Thursday, April 10, 2008

Collateral Damage

Tuesday I attended a lecture at the Library Center presented by Mariel Caldwell who had recently returned from a trip to Jordan and Syria under the auspices of a group dedicated to facilitating dialogue between Americans and citizens of other nations. The need for that kind of activity is heightened dramatically by the lack of information obtained by most Americans about the state of the world around us.

Mariel’s tour included visits to United Nations offices, Imams and many citizens of those country’s and of Iraq. The emphasis was on the issue of refugees from the Iraq war. About one in seven Iraqi citizens has been displaced by our invasion of that country. Some because they helped American troops and so were in danger (Of these we have allowed under 10,000 into our country.); some because too many of their neighbors were of a different religious persuasion; and, some because their homes have been destroyed. None have employment because their host countries won’t allow them to compete with natives. None have enough income to last very long. None have American support in their difficulties.

Mariel also talked about the effects our depleted uranium weapons have wreaked upon the people of Iraq and showed pictures of children who have been horribly wounded by our bombing and, especially, cluster bombs. These are the ones our government considers “collateral damage” (i.e. the unavoidable side effect of war – a term made even more heinous by the fact that the war was entirely avoidable)

We are talking here about millions of people displaced from their homes.

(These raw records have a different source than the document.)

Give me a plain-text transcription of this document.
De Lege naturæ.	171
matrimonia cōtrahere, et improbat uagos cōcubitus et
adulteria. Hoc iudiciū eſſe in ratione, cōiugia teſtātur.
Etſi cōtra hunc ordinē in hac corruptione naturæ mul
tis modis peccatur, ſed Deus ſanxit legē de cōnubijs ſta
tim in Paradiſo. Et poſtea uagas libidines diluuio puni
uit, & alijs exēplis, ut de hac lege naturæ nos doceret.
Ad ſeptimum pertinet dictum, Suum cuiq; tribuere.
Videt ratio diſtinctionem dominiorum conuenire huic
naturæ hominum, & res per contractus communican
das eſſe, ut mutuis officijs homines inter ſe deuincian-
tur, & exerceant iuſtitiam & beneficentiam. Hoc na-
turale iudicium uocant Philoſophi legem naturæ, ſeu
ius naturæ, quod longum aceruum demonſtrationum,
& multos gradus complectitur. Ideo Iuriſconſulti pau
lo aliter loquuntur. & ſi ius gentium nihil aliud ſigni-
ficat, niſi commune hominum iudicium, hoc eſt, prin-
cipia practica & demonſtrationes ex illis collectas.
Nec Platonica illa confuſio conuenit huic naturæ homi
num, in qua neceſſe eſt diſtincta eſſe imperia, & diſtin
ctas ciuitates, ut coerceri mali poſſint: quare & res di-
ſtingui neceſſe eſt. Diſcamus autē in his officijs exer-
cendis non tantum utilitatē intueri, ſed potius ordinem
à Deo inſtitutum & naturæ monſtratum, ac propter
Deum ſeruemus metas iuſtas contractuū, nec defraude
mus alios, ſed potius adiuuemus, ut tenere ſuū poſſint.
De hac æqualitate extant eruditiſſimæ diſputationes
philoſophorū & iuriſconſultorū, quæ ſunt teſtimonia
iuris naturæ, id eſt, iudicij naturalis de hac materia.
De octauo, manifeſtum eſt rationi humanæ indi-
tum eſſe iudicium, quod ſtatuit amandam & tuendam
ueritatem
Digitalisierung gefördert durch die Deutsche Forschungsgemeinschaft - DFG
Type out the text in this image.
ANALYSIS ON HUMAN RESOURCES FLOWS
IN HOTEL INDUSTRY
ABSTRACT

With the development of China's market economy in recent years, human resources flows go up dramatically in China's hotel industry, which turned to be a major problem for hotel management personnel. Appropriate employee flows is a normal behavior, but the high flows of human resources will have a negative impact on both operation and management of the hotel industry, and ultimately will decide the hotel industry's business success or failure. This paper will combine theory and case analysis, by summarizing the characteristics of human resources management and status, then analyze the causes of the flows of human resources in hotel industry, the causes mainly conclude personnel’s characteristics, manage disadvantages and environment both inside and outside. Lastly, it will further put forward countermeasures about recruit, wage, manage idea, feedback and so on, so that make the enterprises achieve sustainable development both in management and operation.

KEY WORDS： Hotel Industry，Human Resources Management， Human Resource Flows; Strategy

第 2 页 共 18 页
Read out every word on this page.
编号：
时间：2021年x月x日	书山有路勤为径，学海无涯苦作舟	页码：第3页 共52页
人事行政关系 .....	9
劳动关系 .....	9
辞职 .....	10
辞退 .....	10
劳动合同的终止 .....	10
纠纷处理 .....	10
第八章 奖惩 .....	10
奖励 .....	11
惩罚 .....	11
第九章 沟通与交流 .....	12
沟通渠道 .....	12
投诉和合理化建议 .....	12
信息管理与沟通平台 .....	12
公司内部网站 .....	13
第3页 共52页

One of the central issues is that our arrival in the country and the unrest it fomented has caused the sectarian divisions that so devastate Iraq. According to Mariel we have been fed a bill of goods about the history of those divisions in that country. I certainly fell for it, but her graphics clearly showed that the divisions were not in effect under Saddam Hussein. A map of Baghdad before and after our invasion clearly showed that the divisions were an effect of the war in that people of all faiths were widely mixed throughout the city prior to the war, but huddled in sectarian conclaves afterward.

It’s just one more example of the fact that our invasion has caused more problems than it has solved. In fact, it only solved one problem and that was the problem W’s cronies had with Saddam Hussein.

A statement I heard on NPR this morning hit me as the most ironic thing I’d heard in years in that regard. Speaking about Nouri al-Maliki’s rash action against al-Sadr’s militia last week, a past Deputy Secretary of State, who had served under Donald Rumsfeld said that al-Maliki’s action was a case of “. . . a man with an ego so big that he refused to listen to wise counsel.”

If there was ever an apt description of George W. Bush, Donald Rumsfeld and dick Cheney, that’s it. Who was it, besides W and Rumsfeld, that fired General Shinseki for his belief that the force W was sending to Iraq was inadequate? Who was it, besides W, that rejected George Tenet’s repeated statements about the lack of an Iraqi threat to the U.S.? Who was it (besides dick Cheney) who kept sifting through the intelligence reports until his toadies generated the ones he wanted to hear?

Less ego and more objectivity would do us all a great deal of good, but if we expect to find those qualities anywhere near Washington, D.C. we are living with our heads in the clouds (or somewhere else equally as vision-free)!


Be the change you wish to see in the world. -- M. K. Gandhi


Individually we have little voice. Collectively we cannot be ignored.